"From twelve to twenty to leave without on guard. But I must enter alone. Such is the condition: an accomplice who fears his own throat too much to be openly a betrayer will introduce me to the house—nay, to the very room. By his description it is necessary I should know the exact locale in order to cut off retreat; so to-morrow night I shall surround the beehive and take the honey."

"They are desperate fellows, these coiners, always; better be cautious."

"You forget I was one of them, and know the masonry." About the same time this conversation was going on at the bureau of the police, in another part of the town Morton and Gawtrey were seated alone. It is some weeks since they entered Paris, and spring has mellowed into summer.

The house in which they lodged was in the lordly quartier of the Faubourg St. Germain; the neighbouring streets were venerable with the ancient edifices of a fallen noblesse; but their tenement was in a narrow, dingy lane, and the building itself seemed beggarly and ruinous. The apartment was in an attic on the sixth story, and the window, placed at the back of the lane, looked upon another row of houses of a better description, that communicated with one of the great streets of the quartier. The space between their abode and their opposite neighbours was so narrow that the sun could scarcely pierce between. In the height of summer might be found there a perpetual shade.

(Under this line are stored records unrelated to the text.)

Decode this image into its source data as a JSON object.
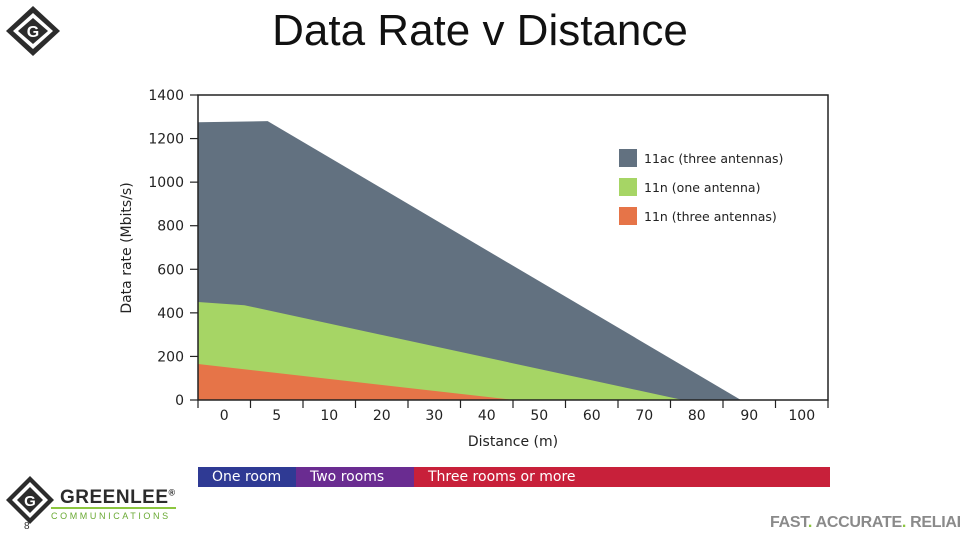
{
  "title": "Data Rate v Distance",
  "slide_number": "8",
  "brand": {
    "name": "GREENLEE",
    "registered": "®",
    "subtitle": "COMMUNICATIONS",
    "logo_letter": "G",
    "tagline_words": [
      "FAST",
      "ACCURATE",
      "RELIABLE"
    ],
    "tagline_dot": ".",
    "colors": {
      "green": "#8cc63f",
      "dark": "#2c2c2c"
    }
  },
  "chart_data": {
    "type": "area",
    "xlabel": "Distance (m)",
    "ylabel": "Data rate (Mbits/s)",
    "xlim": [
      -3.5,
      105
    ],
    "ylim": [
      0,
      1400
    ],
    "x_ticks": [
      0,
      5,
      10,
      20,
      30,
      40,
      50,
      60,
      70,
      80,
      90,
      100
    ],
    "y_ticks": [
      0,
      200,
      400,
      600,
      800,
      1000,
      1200,
      1400
    ],
    "grid": false,
    "legend_position": "right",
    "series": [
      {
        "name": "11ac (three antennas)",
        "color": "#627180",
        "x": [
          -3.5,
          8.5,
          90
        ],
        "y": [
          1275,
          1280,
          0
        ]
      },
      {
        "name": "11n (one antenna)",
        "color": "#a6d565",
        "x": [
          -3.5,
          4.5,
          80
        ],
        "y": [
          450,
          435,
          0
        ]
      },
      {
        "name": "11n (three antennas)",
        "color": "#e67448",
        "x": [
          -3.5,
          51
        ],
        "y": [
          165,
          0
        ]
      }
    ],
    "room_ranges": [
      {
        "label": "One room",
        "color": "#2f3a94"
      },
      {
        "label": "Two rooms",
        "color": "#6a2c91"
      },
      {
        "label": "Three rooms or more",
        "color": "#c8203a"
      }
    ]
  }
}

The pair were seated by the window. Gawtrey, well-dressed, smooth- shaven, as in his palmy time; Morton, in the same garments with which he had entered Paris, weather-stained and ragged. Looking towards the casements of the attic in the opposite house, Gawtrey said, mutteringly, "I wonder where Birnie has been, and why he has not returned. I grow suspicious of that man."

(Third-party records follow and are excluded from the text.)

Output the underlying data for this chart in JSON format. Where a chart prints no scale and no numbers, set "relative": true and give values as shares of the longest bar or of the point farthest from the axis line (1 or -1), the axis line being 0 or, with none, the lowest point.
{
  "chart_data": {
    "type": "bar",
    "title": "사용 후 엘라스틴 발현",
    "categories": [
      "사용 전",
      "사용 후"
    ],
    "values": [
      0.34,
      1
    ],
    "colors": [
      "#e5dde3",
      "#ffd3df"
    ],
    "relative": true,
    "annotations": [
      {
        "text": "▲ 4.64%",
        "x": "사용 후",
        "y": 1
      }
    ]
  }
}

"Suspicious of what?" asked Morton. "Of his honesty? Would he rob you?"

"Rob me! Humph—perhaps! but you see I am in Paris, in spite of the hints of the police; he may denounce me."

"Why, then, suffer him to lodge away from you?"

"Why? because, by having separate houses there are two channels of escape. A dark night, and a ladder thrown across from window to window, he is with us, or we with him."

"But wherefore such precautions? You blind—you deceive me; what have you done?—what is your employment now? You are, mute. Hark you, Gawtrey. I have pinned my fate to you—I am fallen from hope itself! At times it almost makes me mad to look back—and yet you do not trust me. Since your return to Paris you are absent whole nights—often days; you are moody and thoughtful-yet, whatever your business, it seems to bring you ample returns."